Materials and Methods
A systematic search of online databases (Embase, MEDLINE, and CENTRAL) was conducted and complemented with a manual search of additional databases (African Journals Online and LILACS), reference lists, and unpublished data. Studies with apparently healthy mothers and their children 0–3 years old worldwide were included. Random effects meta-analyses, subgroup analyses, and meta-regressions were conducted.
Results
A total of 167 studies on breast milk intake were identified. The mean daily breast milk intake among all the studies included was 670 mL per day and 117 mL/kg per day. Breast milk intake was influenced by infant age, infant body weight, and breastfeeding practices. The deuterium dilution method tended to yield higher estimates than test-weighing methods. Breast milk intake over time was modeled with a nonlinear metaregression: breast milk intake (mL/day) = 51–1.4 · days +180 · log(days). When restricting to studies involving healthy term infants exclusively breastfed up to 6 months, breast milk intake was 624 mL per day and 135 mL/kg per day at 1 month, 735 mL per day and 126 mL/kg per day at 3 months, 729 mL per day and 107 mL/kg per day at 6 months, and 593 mL per day and 61 mL/kg per day at 12 months.
Conclusions
This review provides global breast milk intake estimates for infants and young children.
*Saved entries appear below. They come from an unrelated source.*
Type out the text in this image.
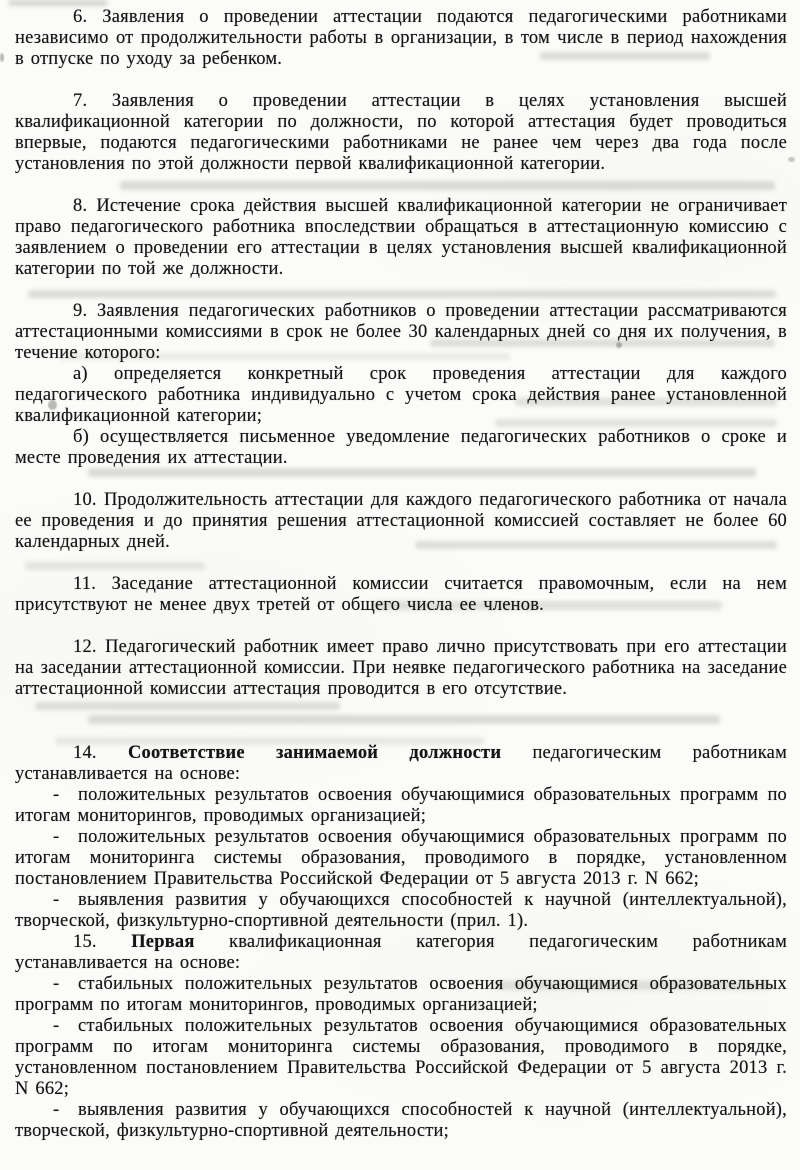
6. Заявления о проведении аттестации подаются педагогическими работниками независимо от продолжительности работы в организации, в том числе в период нахождения в отпуске по уходу за ребенком.

7. Заявления о проведении аттестации в целях установления высшей квалификационной категории по должности, по которой аттестация будет проводиться впервые, подаются педагогическими работниками не ранее чем через два года после установления по этой должности первой квалификационной категории.

8. Истечение срока действия высшей квалификационной категории не ограничивает право педагогического работника впоследствии обращаться в аттестационную комиссию с заявлением о проведении его аттестации в целях установления высшей квалификационной категории по той же должности.

9. Заявления педагогических работников о проведении аттестации рассматриваются аттестационными комиссиями в срок не более 30 календарных дней со дня их получения, в течение которого:

а) определяется конкретный срок проведения аттестации для каждого педагогического работника индивидуально с учетом срока действия ранее установленной квалификационной категории;

б) осуществляется письменное уведомление педагогических работников о сроке и месте проведения их аттестации.

10. Продолжительность аттестации для каждого педагогического работника от начала ее проведения и до принятия решения аттестационной комиссией составляет не более 60 календарных дней.

11. Заседание аттестационной комиссии считается правомочным, если на нем присутствуют не менее двух третей от общего числа ее членов.

12. Педагогический работник имеет право лично присутствовать при его аттестации на заседании аттестационной комиссии. При неявке педагогического работника на заседание аттестационной комиссии аттестация проводится в его отсутствие.

14. Соответствие занимаемой должности педагогическим работникам устанавливается на основе:

- положительных результатов освоения обучающимися образовательных программ по итогам мониторингов, проводимых организацией;

- положительных результатов освоения обучающимися образовательных программ по итогам мониторинга системы образования, проводимого в порядке, установленном постановлением Правительства Российской Федерации от 5 августа 2013 г. N 662;

- выявления развития у обучающихся способностей к научной (интеллектуальной), творческой, физкультурно-спортивной деятельности (прил. 1).

15. Первая квалификационная категория педагогическим работникам устанавливается на основе:

- стабильных положительных результатов освоения обучающимися образовательных программ по итогам мониторингов, проводимых организацией;

- стабильных положительных результатов освоения обучающимися образовательных программ по итогам мониторинга системы образования, проводимого в порядке, установленном постановлением Правительства Российской Федерации от 5 августа 2013 г. N 662;

- выявления развития у обучающихся способностей к научной (интеллектуальной), творческой, физкультурно-спортивной деятельности;
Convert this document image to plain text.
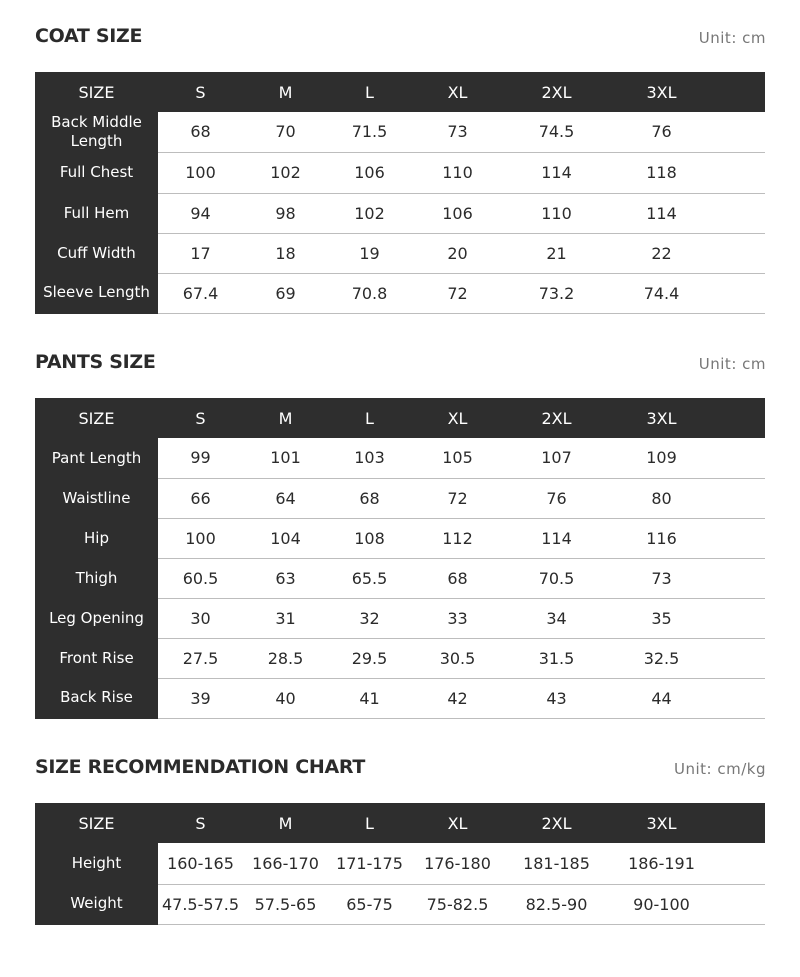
COAT SIZE	Unit: cm
SIZE	S	M	L	XL	2XL	3XL	
Back Middle Length	68	70	71.5	73	74.5	76	
Full Chest	100	102	106	110	114	118	
Full Hem	94	98	102	106	110	114	
Cuff Width	17	18	19	20	21	22	
Sleeve Length	67.4	69	70.8	72	73.2	74.4	
PANTS SIZE	Unit: cm
SIZE	S	M	L	XL	2XL	3XL	
Pant Length	99	101	103	105	107	109	
Waistline	66	64	68	72	76	80	
Hip	100	104	108	112	114	116	
Thigh	60.5	63	65.5	68	70.5	73	
Leg Opening	30	31	32	33	34	35	
Front Rise	27.5	28.5	29.5	30.5	31.5	32.5	
Back Rise	39	40	41	42	43	44	
SIZE RECOMMENDATION CHART	Unit: cm/kg
SIZE	S	M	L	XL	2XL	3XL	
Height	160-165	166-170	171-175	176-180	181-185	186-191	
Weight	47.5-57.5	57.5-65	65-75	75-82.5	82.5-90	90-100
It demonstrates differences in intakes according to region and measurement method, as well as longitudinal changes over the first year of life.
The researchers found that there was no association between maternal BMI and breastmilk intake.
This is a resourceful study, as it includes global data with detailed charts demonstrating typical breastmilk intake/day during 2 years of a child’s life. Their data is very similar to the results in the 1998 study.
One major limitation of this systematic review and meta-analysis is that 61/167 of the studies did not define the health status of the lactating mothers. Therefore, the data describes infant breastmilk intake in a variety of populations in their current state (a reference) but does not describe breastmilk volumes in optimal health and socioeconomic conditions (a true standard). An analogy would be comparing growth charts in populations where the health of the family and infant are not optimized (a reference), vs the WHO curves that measured growth trajectories in healthy populations living in optimal conditions (a true standard).